Leitlinie der Kulturstiftung des Landes Schleswig-Holstein

Grundlagen der Kulturstiftung sind das Gesetz zur Umwandlung der Kulturstiftung des Landes Schleswig-Holstein in eine Stiftung des öffentlichen Rechts vom 30.05.1995 und die Satzung der Kulturstiftung des Landes Schleswig-Holstein vom 27.01.1998. Die Kulturstiftung ist ausgestattet mit einem Stiftungskapital von 8,5 Mio Euro. Der Stiftungszweck wird aus den Erträgen dieses Stiftungskapitals erfüllt.

 

Aufsichtsführendes Gremium ist der Stiftungsrat, in dem die amtierende Kulturministerin oder der amtierende Kulturminister den Vorsitz führt. Förderentscheidungen, die zugleich Qualitätsentscheidungen sind, trifft der Stiftungsvorstand, in dem die jeweils zuständige Staatssekretärin oder der jeweils zuständige Staatssekretär den Vorsitz führt. Die Stiftungsgeschäfte erledigt die Geschäftsstelle; sie bereitet insbesondere die Gremiensitzungen vor und zieht im Bedarfsfalle zusätzlichen Sachverstand heran.

 

Der Stiftungszweck ist in § 2 Abs. 1 des Umwandlungsgesetzes und in § 2 Abs. 1 der Stiftungssatzung geregelt.

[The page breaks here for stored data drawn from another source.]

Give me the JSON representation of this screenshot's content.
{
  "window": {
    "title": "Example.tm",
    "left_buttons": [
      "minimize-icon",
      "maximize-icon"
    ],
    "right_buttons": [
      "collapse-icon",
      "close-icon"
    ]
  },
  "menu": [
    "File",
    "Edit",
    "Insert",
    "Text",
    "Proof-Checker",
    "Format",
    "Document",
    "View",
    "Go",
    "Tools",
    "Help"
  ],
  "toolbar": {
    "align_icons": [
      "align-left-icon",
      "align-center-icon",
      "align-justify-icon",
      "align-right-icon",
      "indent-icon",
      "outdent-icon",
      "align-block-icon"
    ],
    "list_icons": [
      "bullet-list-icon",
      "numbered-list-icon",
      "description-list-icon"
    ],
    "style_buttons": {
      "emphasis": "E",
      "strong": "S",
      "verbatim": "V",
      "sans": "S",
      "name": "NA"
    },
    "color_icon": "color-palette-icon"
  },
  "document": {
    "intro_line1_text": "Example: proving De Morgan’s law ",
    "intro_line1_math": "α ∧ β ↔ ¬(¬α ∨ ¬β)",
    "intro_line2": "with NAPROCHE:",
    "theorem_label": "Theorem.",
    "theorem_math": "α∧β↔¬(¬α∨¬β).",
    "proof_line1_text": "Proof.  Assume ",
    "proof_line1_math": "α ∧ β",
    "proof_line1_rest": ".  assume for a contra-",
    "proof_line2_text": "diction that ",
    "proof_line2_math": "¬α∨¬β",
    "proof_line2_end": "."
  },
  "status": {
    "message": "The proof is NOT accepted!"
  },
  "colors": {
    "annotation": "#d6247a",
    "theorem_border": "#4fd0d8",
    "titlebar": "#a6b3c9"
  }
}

Danach hat die Stiftung den Zweck,

 

  1. Kulturgüter und Kunstgegenstände von herausragender Bedeutung für das Land Schleswig-Holstein sichern,
  2. Veranstaltungen und Publikationen von besonderem Interesse für die Kultur, Kunst oder Geschichte des Landes Schleswig-Holstein zu ermöglichen oder selbst durchzuführen,
  3. Neue Formen und Entwicklungen auf den Gebieten von Kultur und Kunst zu fördern,
  4. Maßnahmen zur Entwicklung und Stärkung der kulturellen Infrastruktur im Lande zu unterstützen.

 

Diesen Auftrag erfüllt die Kulturstiftung, in dem sie

 

  1. in die Vielfalt der Kultur des Landes investiert, das Besondere und Außergewöhnliche stimuliert und Anstöße zu kulturellen Projekten gibt,
  2. alle Sparten der Kunst und Kultur unter Beachtung regionaler Ausgewogenheit fördert,
  3. sich für die kulturelle Entwicklung der nachfolgenden Generation engagiert
  4. im Einzelfall institutionelle Verantwortung für die Entwicklung der kulturellen Infrastruktur im Land übernimmt und
  5. Dritte zur Mitfinanzierung kultureller Projekte animiert.

 

Die Kulturstiftung fördert durch die teilweise oder vollständige Finanzierung

 

  1. kultureller Projekte und
  2. den Ankauf von Kunst- und Kulturgegenständen, wobei diese - je nach Finanzierungsart - ganz oder teilweise Landeseigentum werden.

 

Antragsberechtigt sind staatliche, kommunale, öffentlich-rechtliche, kirchliche und private Träger.